De l'importance du jugement clinique infirmier

Publié le 29/11/2017
dossier médical patient

dossier médical patient

L’examen clinique infirmier est un élément incontournable dans notre pratique soignante et pourtant il peut prendre des formes différentes d’un professionnel à l’autre. Parfois vu comme un outil, d’autre fois comme une philosophie de soin, il semble avant tout représenter les valeurs soignantes qui bordent notre profession. Pour certains d'entre nous, il permet d’orienter le médecin alors que pour d’autres il est garant de notre autonomie professionnelle. Tentative de décryptage de l'examen clinique infirmier dont la finalité est d'objectiver au plus juste les besoins de la personne malade.

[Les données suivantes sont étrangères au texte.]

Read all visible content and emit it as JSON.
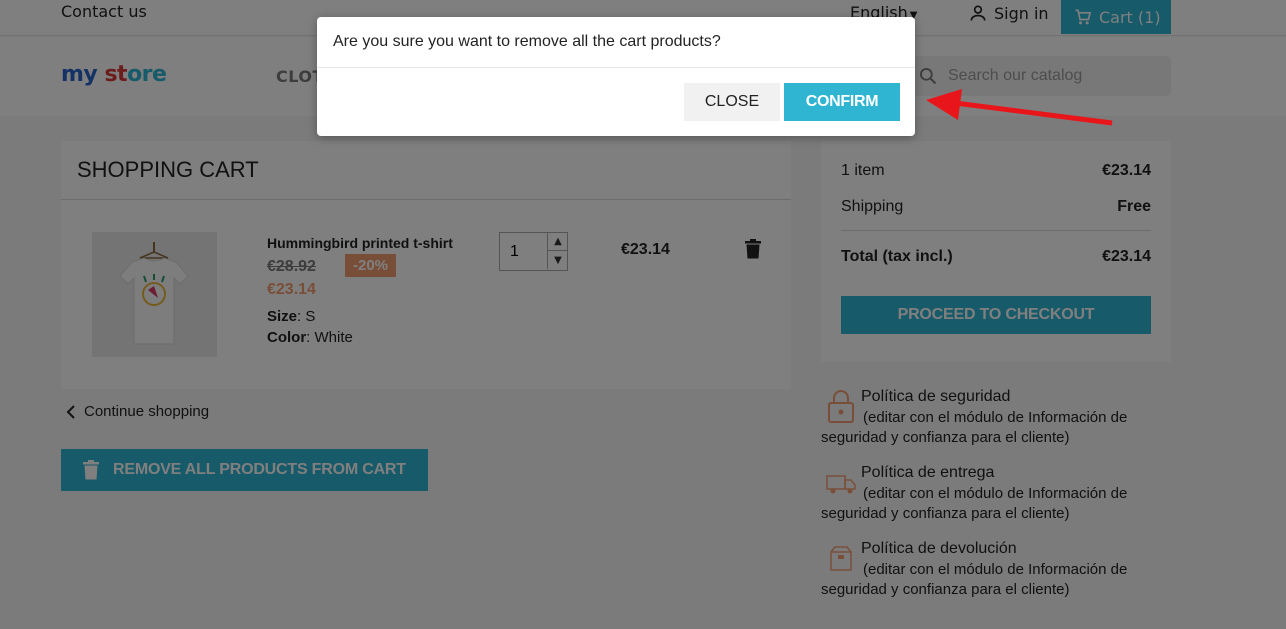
{
  "header": {
    "contact": "Contact us",
    "language": "English",
    "signin": "Sign in",
    "cart": "Cart (1)",
    "logo": [
      "my",
      " ",
      "st",
      "ore"
    ],
    "menu_clothes": "CLOT",
    "search_placeholder": "Search our catalog"
  },
  "cart": {
    "title": "SHOPPING CART",
    "item": {
      "name": "Hummingbird printed t-shirt",
      "old_price": "€28.92",
      "discount": "-20%",
      "price": "€23.14",
      "size_label": "Size",
      "size_value": "S",
      "color_label": "Color",
      "color_value": "White",
      "quantity": "1",
      "total": "€23.14"
    },
    "continue": "Continue shopping",
    "remove_all": "REMOVE ALL PRODUCTS FROM CART"
  },
  "summary": {
    "items_label": "1 item",
    "items_value": "€23.14",
    "shipping_label": "Shipping",
    "shipping_value": "Free",
    "total_label": "Total (tax incl.)",
    "total_value": "€23.14",
    "checkout": "PROCEED TO CHECKOUT"
  },
  "reassurance": [
    {
      "title": "Política de seguridad",
      "desc": "(editar con el módulo de Información de seguridad y confianza para el cliente)",
      "icon": "lock-icon"
    },
    {
      "title": "Política de entrega",
      "desc": "(editar con el módulo de Información de seguridad y confianza para el cliente)",
      "icon": "truck-icon"
    },
    {
      "title": "Política de devolución",
      "desc": "(editar con el módulo de Información de seguridad y confianza para el cliente)",
      "icon": "return-box-icon"
    }
  ],
  "modal": {
    "question": "Are you sure you want to remove all the cart products?",
    "close": "CLOSE",
    "confirm": "CONFIRM"
  },
  "colors": {
    "accent": "#2fb5d2",
    "discount": "#f39d72",
    "annotation_arrow": "#e8161b"
  }
}
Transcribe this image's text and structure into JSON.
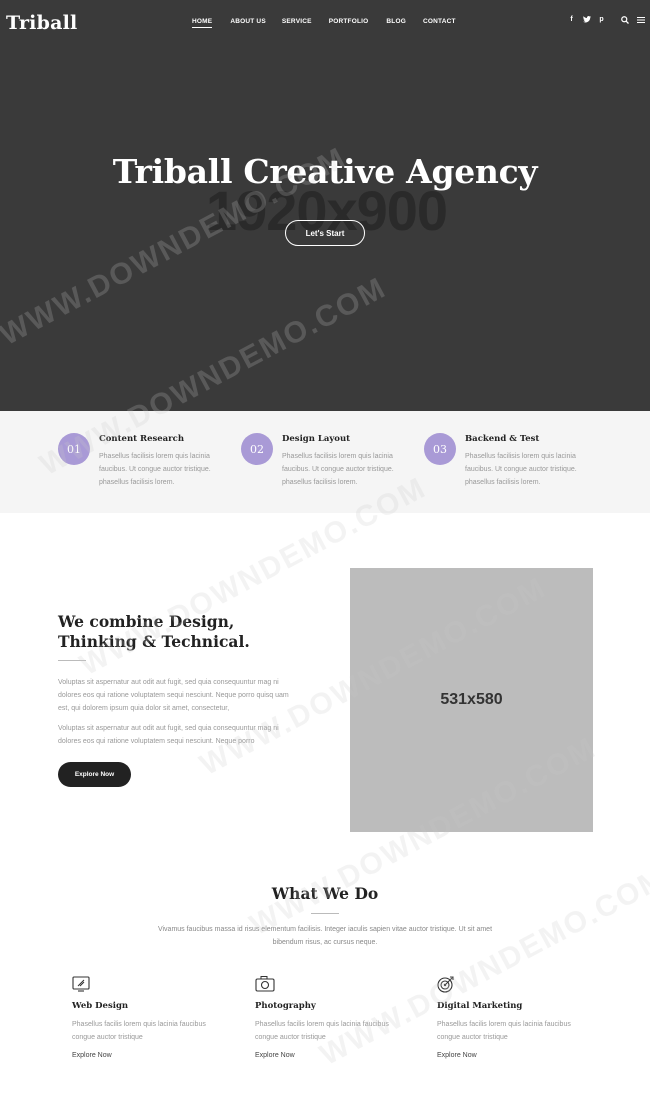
{
  "header": {
    "logo": "Triball",
    "nav": [
      "HOME",
      "ABOUT US",
      "SERVICE",
      "PORTFOLIO",
      "BLOG",
      "CONTACT"
    ],
    "social": [
      "f",
      "t",
      "p"
    ],
    "tool_icons": [
      "search-icon",
      "menu-icon"
    ]
  },
  "hero": {
    "title": "Triball Creative Agency",
    "placeholder_size": "1920x900",
    "button": "Let's Start",
    "background": "#3a3a3a"
  },
  "features": [
    {
      "num": "01",
      "title": "Content Research",
      "text": "Phasellus facilisis lorem quis lacinia faucibus. Ut congue auctor tristique. phasellus facilisis lorem."
    },
    {
      "num": "02",
      "title": "Design Layout",
      "text": "Phasellus facilisis lorem quis lacinia faucibus. Ut congue auctor tristique. phasellus facilisis lorem."
    },
    {
      "num": "03",
      "title": "Backend & Test",
      "text": "Phasellus facilisis lorem quis lacinia faucibus. Ut congue auctor tristique. phasellus facilisis lorem."
    }
  ],
  "about": {
    "title": "We combine Design, Thinking & Technical.",
    "p1": "Voluptas sit aspernatur aut odit aut fugit, sed quia consequuntur mag ni dolores eos qui ratione voluptatem sequi nesciunt. Neque porro quisq uam est, qui dolorem ipsum quia dolor sit amet, consectetur,",
    "p2": "Voluptas sit aspernatur aut odit aut fugit, sed quia consequuntur mag ni dolores eos qui ratione voluptatem sequi nesciunt. Neque porro",
    "button": "Explore Now",
    "image_size": "531x580"
  },
  "what_we_do": {
    "title": "What We Do",
    "desc": "Vivamus faucibus massa id risus elementum facilisis. Integer iaculis sapien vitae auctor tristique. Ut sit amet bibendum risus, ac cursus neque.",
    "services": [
      {
        "icon": "web-design-icon",
        "title": "Web Design",
        "text": "Phasellus facilis lorem quis lacinia faucibus congue auctor tristique",
        "link": "Explore Now"
      },
      {
        "icon": "camera-icon",
        "title": "Photography",
        "text": "Phasellus facilis lorem quis lacinia faucibus congue auctor tristique",
        "link": "Explore Now"
      },
      {
        "icon": "target-icon",
        "title": "Digital Marketing",
        "text": "Phasellus facilis lorem quis lacinia faucibus congue auctor tristique",
        "link": "Explore Now"
      }
    ]
  },
  "watermark": "WWW.DOWNDEMO.COM",
  "colors": {
    "accent": "#a99ad6",
    "dark": "#222222",
    "hero": "#3a3a3a"
  }
}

L’évaluation clinique infirmière va déterminer la capacité d’adaptation et de prise en charge du patient face à un projet de soins.

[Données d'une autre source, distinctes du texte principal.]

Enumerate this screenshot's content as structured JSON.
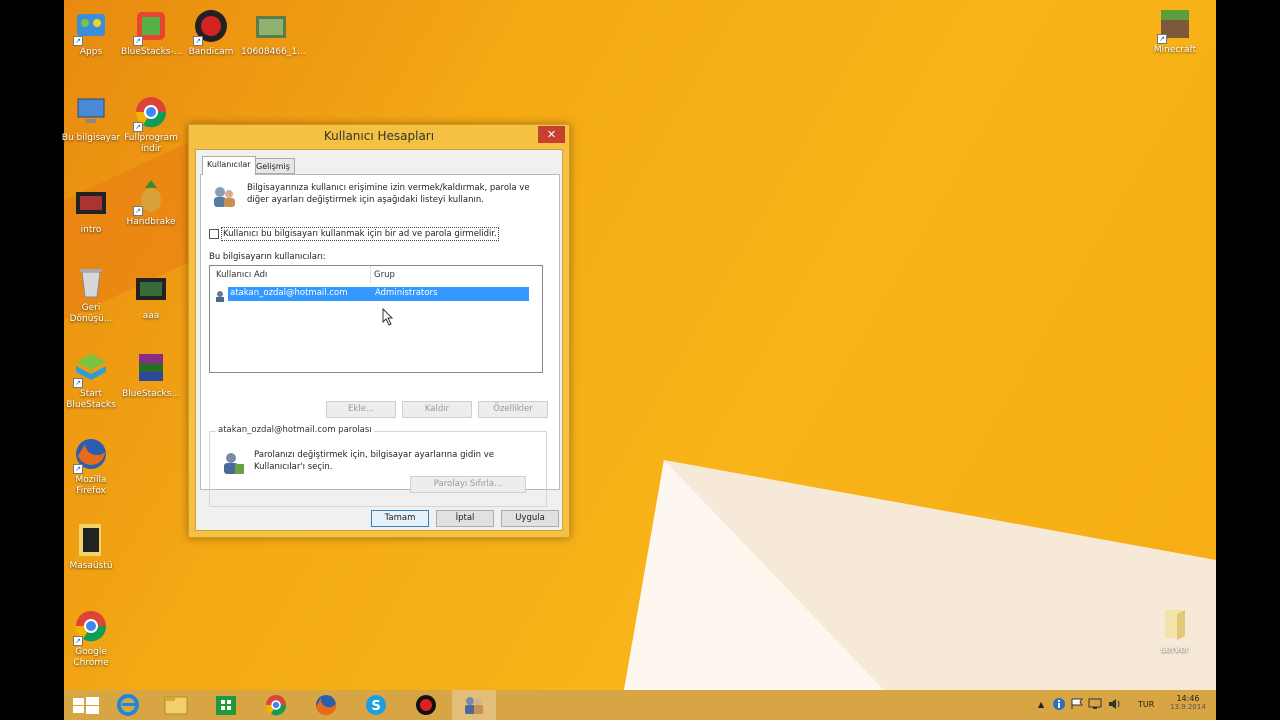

Selon Odette Doyon1, l'examen clinique est effectué auprès de la personne et comprend l'histoire de santé ou entretien clinique et l'examen physique. L'objectif étant de rechercher l’anamnèse des problèmes. L’entretien clinique2 est la capacité de s’adresser à l’autre en tant que sujet et non comme un objet d’étude ou une simple pathologie. C’est un processus social s’intégrant dans une prise en charge spécifique lié aux soins. La clinique va s’assurer de dimensionner l’entretien à l’être humain en tant que sujet en interaction avec un environnement social. Cet entretien est défini dans un objectif de prise en charge où la place de chaque interlocuteur doit être déterminée. C’est un échange structuré qui s’intègre à part entière dans le raisonnement clinique. Une troisième dimension peut compléter la collecte des données en incluant les examens complémentaires. Si l'infirmier à une obligation de moyens, d'un professionnel à l'autre nous pouvons spécifier des symptômes différents. Dans un objectif de recueillir un maximum de données, l'infirmier va collecter des informations subjectives, les symptômes, et des informations objectives, les signes cliniques. Ces derniers permettront d’objectiver la prise en charge d'un soignant à l'autre car le langage commun est la pierre angulaire de cette collecte de données. L'objectif étant d'évaluer l'état de santé de la personne ainsi que son adaptation à cette situation en recueillant des données subjectives et objectives.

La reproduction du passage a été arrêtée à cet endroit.